В то время математика включала в себя также и математическую физику.
Так, например, Гильберт и Минковский вели у нас семинар по электродинамике движущихся сред,
которая сегодня относится к релятивистской физике.
Это было примерно в 1905 году, когда появилась знаменитая статья Эйнштейна,
хотя имя его в Гёттингене ещё не было известно.
Мои отношения с Клейном сложились не очень удачно.
Мне не нравились его лекции, они казались чересчур совершенными.
Он заметил, что я часто отсутствовал, и выразил своё неудовольствие.
Для семинара по теории упругости, которым он руководил совместно с Карлом Рунге, профессором прикладной математики,
я был вынужден из-за болезни товарища подготовить за очень короткий срок доклад об одной задаче теории упругости,
и, поскольку у меня не было времени изучать литературу, я стал разрабатывать свои собственные идеи.
Это произвело такое впечатление на Клейна, что он предложил выставить эту задачу на ежегодный университетский конкурс
и посоветовал представить статью по этому вопросу.

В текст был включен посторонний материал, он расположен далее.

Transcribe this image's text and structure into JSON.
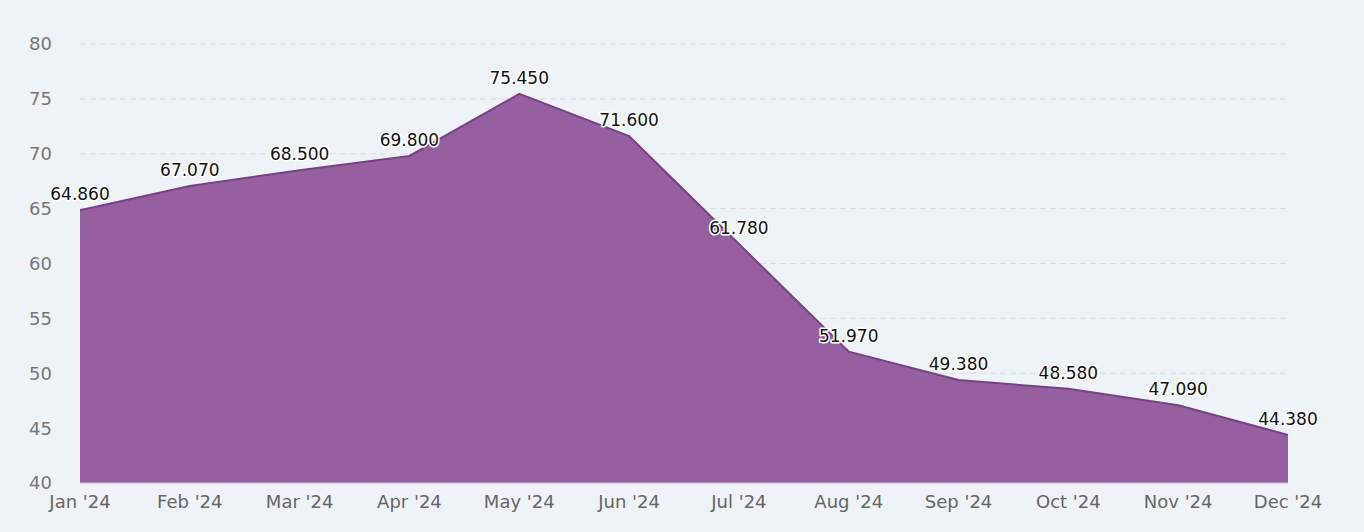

Сначала я довольно глупо отказался, но, поскольку «великий Феликс» был в математике всемогущим,
мне пришлось, конечно, подчиниться: я решил задачу и получил премию.
Тем не менее я был с Клейном в натянутых отношениях в течение долгого времени.
Поэтому я не рискнул экзаменоваться у него по геометрии и избрал астрономию.
Профессором астрономии был почтенный Карл Шварцшильд, отец знаменитого Мартина Шварцшильда из Принстонского университета.
Он помог мне привести свои познания в астрономии в соответствие с последними достижениями,
и я таким образом получил докторскую степень в 1907 году.
Не совсем благополучный инцидент с Клейном в конце концов обернулся благом.
Поскольку конкурсная работа, претендующая на премию, должна была представляться анонимно, я не мог обращаться за советами к профессорам.
Так я обнаружил, что способен самостоятельно вести научную работу, и впервые почувствовал себя счастливым оттого,
что моя теория согласовалась с данными измерений — одно из самых радостных ощущений, которое я знаю.
Преподавание физики было также стимулирующим.
Теоретическую физику читал Вольдемар Фойгт.
Я посещал его лекции по оптике и прослушал его углублённый курс по экспериментальной оптике.
Это были блестящие курсы, и они послужили солидной основой моих знаний в оптике.
Много лет спустя (1922 г.), когда Альберт Майкельсон пригласил меня прочесть курс лекций по теории относительности в Чикагском университете,
всё своё свободное время я обычно проводил за спектроскопическими исследованиями, пользуясь чудесным интерферометром Майкельсона.